Sakuta gets the idea that he should save Shoko and get himself killed. This is where the movie truly loses me. Sakuta has a loving girlfriend, and while Shoko is a very important person to him, she is not the most important person in his life. In the show, they even close off her arc by Sakuta not meeting her at the beach and instead writing in the sand that he has a girlfriend now. He should not be willing to give his life for Shoko, considering what it'd do to Mai. This is the first time I've mentioned Mai in this review by the way, because she hasn't been important at all up until now, which is another thing I dislike. Mai is a strong character and her not being as relevant as in the show does hurt the movie.
When she finally becomes important, it is not in a way I appreciate it. She catches on to Sakuta's plan and cries about it, desparately asking for him not to do it, because she couldn't live without him. Now this could have been a touching moment, but the way she does this is so out of character for her (Sakuta even says so) that it doesn't feel right with me. I'm not buying where the movie is going at this point. But we do arrive at the point where Sakuta (accidentally) is about to die, but he doesnt.
Mai pushes him out of the way, dying in his place.
This scene and the ones following it are all done phenomenally. Not often have I been this shocked by a work of fiction, and the survivor's guilt and depression that Sakuta develops are also portrayed in such a powerful way. It is very dark and serious, but that is a good thing. Too bad that none of it is real, because Shoko is back and she randomly allows Sakuta to time travel to save Mai by sacrificing him for himself, so nobody dies in the car crash. It doesn't make any sense at any point in time and it really sucks. I really hate it when a story puts their protagonist in a hole they cannot possibly climb out of, only to get them out of it because of bullshit. It's supposed to make Sakuta look amazing by achieving the impossible, but the use of some absolute ass-pulls makes it entirely meaningless. It also makes the grieving Sakuta did meaningless, because Mai isn't dead afterall.
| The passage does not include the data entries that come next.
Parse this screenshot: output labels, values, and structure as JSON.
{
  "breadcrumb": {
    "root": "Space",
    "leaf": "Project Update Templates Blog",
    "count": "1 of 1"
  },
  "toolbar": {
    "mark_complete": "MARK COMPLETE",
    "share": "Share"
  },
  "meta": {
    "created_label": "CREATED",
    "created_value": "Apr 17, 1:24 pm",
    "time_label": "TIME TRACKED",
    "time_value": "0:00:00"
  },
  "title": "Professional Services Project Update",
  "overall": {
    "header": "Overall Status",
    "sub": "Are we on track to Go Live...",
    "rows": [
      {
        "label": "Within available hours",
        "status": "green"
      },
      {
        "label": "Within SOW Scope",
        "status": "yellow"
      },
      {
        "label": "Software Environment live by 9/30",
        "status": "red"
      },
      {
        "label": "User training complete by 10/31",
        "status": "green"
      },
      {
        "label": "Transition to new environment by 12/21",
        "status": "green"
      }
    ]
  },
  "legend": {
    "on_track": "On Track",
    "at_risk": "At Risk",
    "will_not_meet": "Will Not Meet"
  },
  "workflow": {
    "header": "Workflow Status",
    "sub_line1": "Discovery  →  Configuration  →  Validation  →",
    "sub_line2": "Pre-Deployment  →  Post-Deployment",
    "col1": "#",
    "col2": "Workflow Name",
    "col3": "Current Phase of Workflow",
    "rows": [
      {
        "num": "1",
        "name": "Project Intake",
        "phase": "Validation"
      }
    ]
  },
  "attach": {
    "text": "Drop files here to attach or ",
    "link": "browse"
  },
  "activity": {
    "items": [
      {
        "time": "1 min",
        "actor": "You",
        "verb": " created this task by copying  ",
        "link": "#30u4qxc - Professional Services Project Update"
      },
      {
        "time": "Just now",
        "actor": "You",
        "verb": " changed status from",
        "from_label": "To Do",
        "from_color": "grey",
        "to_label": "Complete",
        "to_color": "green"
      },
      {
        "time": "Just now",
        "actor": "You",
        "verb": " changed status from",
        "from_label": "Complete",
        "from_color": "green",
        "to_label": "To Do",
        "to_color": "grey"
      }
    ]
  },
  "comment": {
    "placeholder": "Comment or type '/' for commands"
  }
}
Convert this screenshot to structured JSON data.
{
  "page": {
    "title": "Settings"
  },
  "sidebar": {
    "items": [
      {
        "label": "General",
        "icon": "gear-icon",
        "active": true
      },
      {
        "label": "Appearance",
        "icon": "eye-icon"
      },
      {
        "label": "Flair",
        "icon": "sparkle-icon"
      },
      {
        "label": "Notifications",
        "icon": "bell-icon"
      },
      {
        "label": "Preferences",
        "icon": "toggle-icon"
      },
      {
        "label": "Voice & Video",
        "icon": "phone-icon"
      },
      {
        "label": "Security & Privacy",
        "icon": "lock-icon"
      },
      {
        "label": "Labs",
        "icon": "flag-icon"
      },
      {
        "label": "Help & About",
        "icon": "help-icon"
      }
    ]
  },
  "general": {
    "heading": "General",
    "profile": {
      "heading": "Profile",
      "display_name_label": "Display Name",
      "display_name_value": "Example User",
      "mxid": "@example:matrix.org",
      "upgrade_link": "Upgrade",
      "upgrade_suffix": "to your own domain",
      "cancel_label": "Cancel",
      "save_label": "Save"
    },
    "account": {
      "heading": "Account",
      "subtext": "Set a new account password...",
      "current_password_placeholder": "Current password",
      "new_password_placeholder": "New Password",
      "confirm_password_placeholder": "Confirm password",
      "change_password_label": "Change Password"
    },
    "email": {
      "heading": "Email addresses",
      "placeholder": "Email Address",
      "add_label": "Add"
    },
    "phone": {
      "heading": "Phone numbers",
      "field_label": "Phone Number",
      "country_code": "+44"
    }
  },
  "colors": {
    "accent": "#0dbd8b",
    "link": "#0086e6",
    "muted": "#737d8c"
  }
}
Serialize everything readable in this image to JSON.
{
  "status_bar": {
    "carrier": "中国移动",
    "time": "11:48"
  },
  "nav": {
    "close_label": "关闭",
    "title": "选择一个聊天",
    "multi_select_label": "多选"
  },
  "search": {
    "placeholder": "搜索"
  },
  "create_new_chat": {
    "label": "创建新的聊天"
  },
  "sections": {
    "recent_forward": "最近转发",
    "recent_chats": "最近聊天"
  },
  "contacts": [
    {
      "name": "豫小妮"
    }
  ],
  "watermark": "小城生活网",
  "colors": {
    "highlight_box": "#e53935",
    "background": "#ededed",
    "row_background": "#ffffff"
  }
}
But nobody died in the accident, so Shoko doesn't have anybody to get a heart from. This means that surely she'll die, right? Now I am not wishing her dead because I hate her, but it makes even less sense when she survives too. She does. After all this happened, Shoko revelas that her time travel powers are even stronger and that she will alter the past to a point where she never met Sakuta, so he doesn't have to grieve over her death. And then, if it all wasn't good enough yet, she survives in the end anyway, the closing shot is her and Sakuta encountering each other again.
I just hate how this movie tries to make everyone and everything happy in the end. In the show there was a lot of focus on the fact that not everyone could get everything they wanted and how to cope with sadness and grief - Koga and Futaba never got their love wishes fulfilled, and Kaede returns to her old self, essentially making sure "Kaede-chan" is dead, which causes Sakuta to grief. The movie has none of this, instead nobody loses, everyone is saved, the end. That is the main problem I have with it.
I feel really bad this is how the Bunny Girl Senpai anime is followed up. The show is one of my favourites, but this movie isn't the same on a fundamental level, even when superficial things (like Sakuta's witty jokes) are. Unfortunately, I have to say that this movie gets a 5/10 from me.